Yale’s efforts over the past month to provide disaster relief to quake-stricken Haiti may give way to a more focused effort for long-term aid.

Haiti’s ambassador to the United States, Raymond Alcide Joseph, came to New Haven on Thursday to discuss how the University, particularly the professional schools, can contribute to the rebuilding of his devastated nation. In an interview, Joseph said he hopes Yale will commit to helping Haiti recover “for the long run” and that international aid will focus on helping Haiti learn to help itself.

Joseph has already been to universities in Florida to request support, and he plans to visit some of Yale’s peer schools in the upcoming months, University President Richard Levin said, adding that Yale responded affirmatively as soon as Joseph proposed a visit a few weeks ago.

“Yale will teach us to fish, but will not give us the fish,” Joseph said. Levin, in turn, said that beyond providing monetary relief, Yale could focus on training Haitians to rebuild for themselves.

In morning meetings, organized by the Office of the Secretary, Joseph and University administrators talked about ways Yale’s professional schools could contribute to Haiti’s recovery. They discussed how the schools of Medicine, Nursing and Public Health might help to tackle sanitation problems and establish permanent clinics in Haiti; how the School of Forestry and Environmental Studies could aid the process of reforestation; and how the Law School might help with immigration issues and questions of property rights related to the reforestation efforts.

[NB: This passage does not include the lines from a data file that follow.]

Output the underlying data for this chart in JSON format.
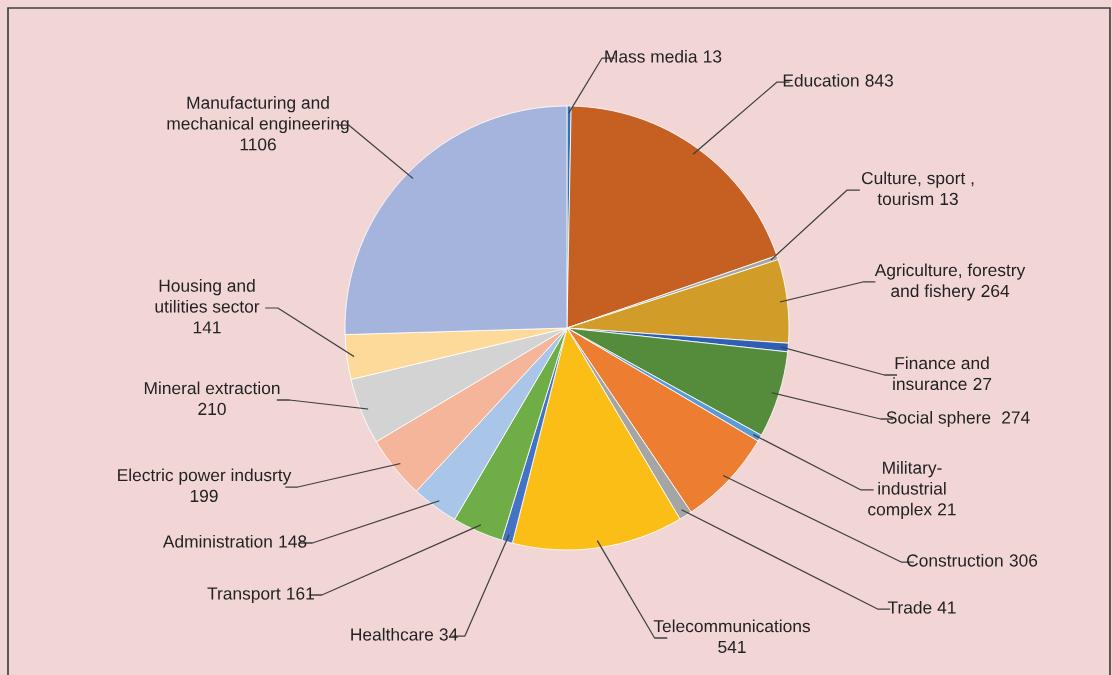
{
  "chart_data": {
    "type": "pie",
    "categories": [
      "Mass media",
      "Education",
      "Culture, sport ,\ntourism",
      "Agriculture, forestry\nand fishery",
      "Finance and\ninsurance",
      "Social sphere ",
      "Military-\nindustrial\ncomplex",
      "Construction",
      "Trade",
      "Telecommunications",
      "Healthcare",
      "Transport",
      "Administration",
      "Electric power indusrty",
      "Mineral extraction",
      "Housing and\nutilities sector",
      "Manufacturing and\nmechanical engineering"
    ],
    "values": [
      13,
      843,
      13,
      264,
      27,
      274,
      21,
      306,
      41,
      541,
      34,
      161,
      148,
      199,
      210,
      141,
      1106
    ],
    "colors": [
      "#2e75b6",
      "#c55f22",
      "#a5a5a5",
      "#d19c28",
      "#2e5fb5",
      "#548c3c",
      "#5b9bd5",
      "#ed7d31",
      "#a5a5a5",
      "#fbbe16",
      "#4472c4",
      "#6fad47",
      "#a9c6e8",
      "#f4b59a",
      "#d3d3d3",
      "#fdd99a",
      "#a4b4dc"
    ],
    "data_labels": true,
    "legend": false
  }
}
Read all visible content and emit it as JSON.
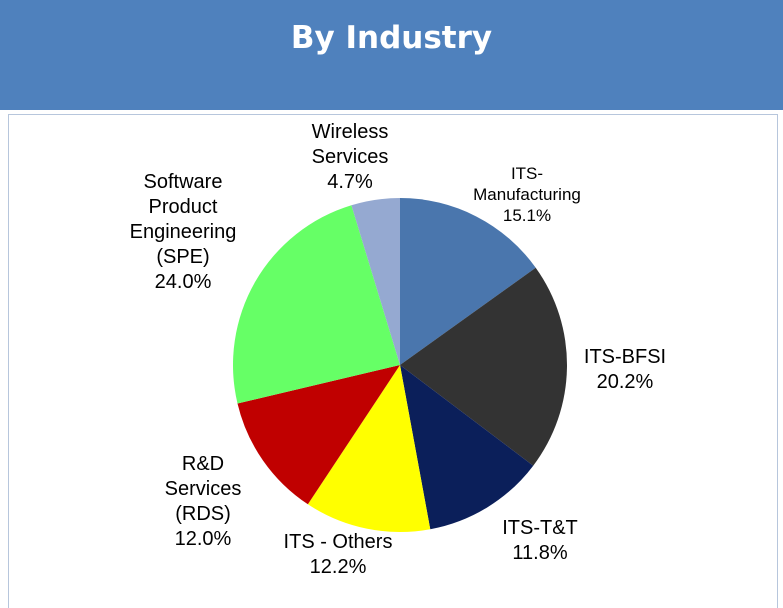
{
  "chart_data": {
    "type": "pie",
    "title": "By Industry",
    "categories": [
      "ITS-\nManufacturing",
      "ITS-BFSI",
      "ITS-T&T",
      "ITS - Others",
      "R&D\nServices\n(RDS)",
      "Software\nProduct\nEngineering\n(SPE)",
      "Wireless\nServices"
    ],
    "values": [
      15.1,
      20.2,
      11.8,
      12.2,
      12.0,
      24.0,
      4.7
    ],
    "value_labels": [
      "15.1%",
      "20.2%",
      "11.8%",
      "12.2%",
      "12.0%",
      "24.0%",
      "4.7%"
    ],
    "colors": [
      "#4a76ad",
      "#333333",
      "#0b1f5a",
      "#ffff00",
      "#c00000",
      "#66ff66",
      "#95a9d1"
    ]
  }
}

Of three professional school officials interviewed, all said Yale has yet to make an explicit commitment for future relief efforts. Still, Levin said Thursday’s luncheon laid the groundwork for a possible partnership in the future. The Yale community has already provided short-term relief in the immediate wake of the earthquake with a benefit concert and a this week’s Haiti Week, which is dedicated to increasing awareness of the ongoing problems in Haiti.

Levin said Joseph is planning to bring the results of Thursday’s meeting back to the Haitian government, and that the country’s ministers for health and the environment will contact Yale directly if they are interested in future collaboration. Levin added that Yale would be willing to work with other universities if the Haitian government puts together a team effort.

School of Public Health Dean Paul Cleary said it would be “premature” at this stage for Yale to make a formal engagement with the Haitian government without first establishing exactly where Haitian officials see opportunity for aid.

“The word ‘commitment’ is a little strong; it was all brainstorming,” added Gordon Geballe, associate dean for student and alumni affairs at the Environment School. “There’s been no formal request for aid yet, but I think there will be.”

The Jan. 12 earthquake that hit Haiti’s capital, Port-au-Prince, reduced the city to rubble and killed more than 200,000 people. The country faces a frail political and legal infrastructure and health care and education systems, as well as environmental problems from the massive deforestation that began in the 1950s.

Joseph lunched Thursday with about 40 Yale administrators and students already involved in Haiti relief efforts. In an interview with the News, he said he thinks the greatest challenge facing Haiti is its lack of unity. He added that he wants to remind his countrymen of the motto that helped their ancestors win sovereignty from the French in 1804: “l’union fait la force,” or “unity creates strength.”

Joseph said the destruction wreaked by the earthquake moved him to tears when we returned home earlier this month. Still, he spoke optimistically about Haiti’s future, highlighting agriculture and tourism as areas where he hopes the country excels.

Modern technologies could also have a huge impact in Haiti, Joseph said. Though the country has had problems with electricity and utilities, before the earthquake Haiti had some success with solar and wind power, he added.

“Solar power has proved itself in Haiti,” Joseph said. “After the earthquakes, the only structures left were solar panels.”

Joseph said he hopes the earthquake will result in a geographic redistribution of Haiti’s population, and that an influx of people to smaller cities will revitalize their economies. Port-au-Prince, originally intended to be a city of only several hundred thousand, had swelled to a metropolis of more than 2.5 million residents at the time the earthquake hit — but the city’s infrastructure did not grow with its population, Joseph said.

“Mother Nature in one minute did what the government could not do,” he said. “The earthquake wiped out the monstrosity that Port-au-Prince had become.”